Policy for Teaching Pupils with Special Educational Needs

General Statement:

As stated in the ‘Educational Reform Act’ and the 1998 SEN Code of Practice all children regardless of circumstances should receive an inclusive education.

“At the heart of the process is the individual/child who is entitled to the same opportunity to receive a broad, balance differentiated curriculum regardless of race, gender, disability or geographical location.”

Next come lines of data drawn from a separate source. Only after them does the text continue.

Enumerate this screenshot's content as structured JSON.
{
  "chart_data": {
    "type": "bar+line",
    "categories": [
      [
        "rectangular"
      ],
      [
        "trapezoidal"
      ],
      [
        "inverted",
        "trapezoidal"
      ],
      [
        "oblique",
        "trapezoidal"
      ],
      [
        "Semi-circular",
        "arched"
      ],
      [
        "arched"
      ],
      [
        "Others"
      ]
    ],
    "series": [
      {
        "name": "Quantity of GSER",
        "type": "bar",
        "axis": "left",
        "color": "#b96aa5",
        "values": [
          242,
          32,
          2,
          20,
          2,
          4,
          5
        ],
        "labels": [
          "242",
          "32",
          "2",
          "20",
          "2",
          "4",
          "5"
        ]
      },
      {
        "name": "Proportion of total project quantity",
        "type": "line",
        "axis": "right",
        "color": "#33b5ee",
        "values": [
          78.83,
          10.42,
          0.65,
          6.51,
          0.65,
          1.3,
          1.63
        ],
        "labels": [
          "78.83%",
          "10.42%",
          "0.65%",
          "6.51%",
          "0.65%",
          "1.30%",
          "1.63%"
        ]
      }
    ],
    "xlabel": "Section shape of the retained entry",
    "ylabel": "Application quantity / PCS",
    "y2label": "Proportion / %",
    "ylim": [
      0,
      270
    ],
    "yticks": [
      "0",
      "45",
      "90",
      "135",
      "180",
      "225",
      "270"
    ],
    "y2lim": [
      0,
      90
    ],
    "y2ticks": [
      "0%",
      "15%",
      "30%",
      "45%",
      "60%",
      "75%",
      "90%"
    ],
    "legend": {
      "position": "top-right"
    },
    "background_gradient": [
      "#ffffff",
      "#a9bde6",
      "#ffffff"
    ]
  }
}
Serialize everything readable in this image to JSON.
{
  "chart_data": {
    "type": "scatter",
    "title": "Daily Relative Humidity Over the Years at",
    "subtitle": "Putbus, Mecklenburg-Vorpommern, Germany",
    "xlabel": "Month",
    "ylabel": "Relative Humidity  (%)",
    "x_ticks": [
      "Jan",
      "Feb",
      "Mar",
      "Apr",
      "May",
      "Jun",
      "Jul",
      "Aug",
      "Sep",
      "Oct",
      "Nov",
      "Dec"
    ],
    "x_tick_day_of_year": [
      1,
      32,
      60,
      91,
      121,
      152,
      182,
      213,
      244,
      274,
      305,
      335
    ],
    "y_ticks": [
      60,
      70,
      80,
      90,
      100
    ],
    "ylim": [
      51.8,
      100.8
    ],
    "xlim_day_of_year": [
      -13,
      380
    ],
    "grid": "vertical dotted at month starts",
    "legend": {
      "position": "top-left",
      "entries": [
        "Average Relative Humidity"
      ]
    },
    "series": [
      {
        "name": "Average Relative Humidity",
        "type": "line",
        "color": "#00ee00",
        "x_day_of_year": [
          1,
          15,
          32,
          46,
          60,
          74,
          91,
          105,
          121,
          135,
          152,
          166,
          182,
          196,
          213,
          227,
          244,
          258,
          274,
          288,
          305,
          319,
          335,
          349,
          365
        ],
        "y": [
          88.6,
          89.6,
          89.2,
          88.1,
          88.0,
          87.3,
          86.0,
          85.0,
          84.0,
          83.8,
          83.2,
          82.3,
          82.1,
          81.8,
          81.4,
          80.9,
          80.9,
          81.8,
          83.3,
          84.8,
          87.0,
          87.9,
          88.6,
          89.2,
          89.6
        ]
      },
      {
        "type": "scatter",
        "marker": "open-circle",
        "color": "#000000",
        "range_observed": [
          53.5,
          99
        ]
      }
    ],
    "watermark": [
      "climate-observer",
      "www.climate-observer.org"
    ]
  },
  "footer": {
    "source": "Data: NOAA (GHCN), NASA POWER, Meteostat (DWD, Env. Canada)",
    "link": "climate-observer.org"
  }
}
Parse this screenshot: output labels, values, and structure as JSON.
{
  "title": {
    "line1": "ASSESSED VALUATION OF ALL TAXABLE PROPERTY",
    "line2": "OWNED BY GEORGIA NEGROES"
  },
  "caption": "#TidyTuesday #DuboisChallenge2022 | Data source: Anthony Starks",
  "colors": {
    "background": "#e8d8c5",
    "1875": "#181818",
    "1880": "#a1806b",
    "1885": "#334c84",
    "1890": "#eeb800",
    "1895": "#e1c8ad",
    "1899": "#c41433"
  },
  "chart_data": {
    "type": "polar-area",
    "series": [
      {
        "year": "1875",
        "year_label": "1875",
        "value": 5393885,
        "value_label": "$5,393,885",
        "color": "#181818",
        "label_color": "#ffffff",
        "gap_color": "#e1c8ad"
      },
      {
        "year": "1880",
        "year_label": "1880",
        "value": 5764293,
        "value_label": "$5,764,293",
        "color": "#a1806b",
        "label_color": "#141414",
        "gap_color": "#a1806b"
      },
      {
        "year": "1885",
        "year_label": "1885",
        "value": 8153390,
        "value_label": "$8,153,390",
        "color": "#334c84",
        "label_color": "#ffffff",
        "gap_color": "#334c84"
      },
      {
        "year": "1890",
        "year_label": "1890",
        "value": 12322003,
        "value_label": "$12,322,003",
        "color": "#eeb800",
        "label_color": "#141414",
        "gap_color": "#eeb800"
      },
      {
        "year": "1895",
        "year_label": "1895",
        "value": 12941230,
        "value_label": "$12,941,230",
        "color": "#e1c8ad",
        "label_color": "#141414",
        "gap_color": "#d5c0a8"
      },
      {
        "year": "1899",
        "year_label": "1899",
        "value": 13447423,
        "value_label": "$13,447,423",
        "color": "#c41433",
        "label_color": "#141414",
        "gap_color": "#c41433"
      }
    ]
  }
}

It is recognized that most children will have at some point in heir lives, some form of special educational need. As teachers it is our responsibility to to recognize that need and address it. The pupils will have access to a broad and balanced curriculum designed to meet individual needs. Within any class group children work at different levels and may be at different developmental stages. Therefore most activities must suit the needs of the individual and hence be differentiated accordingly.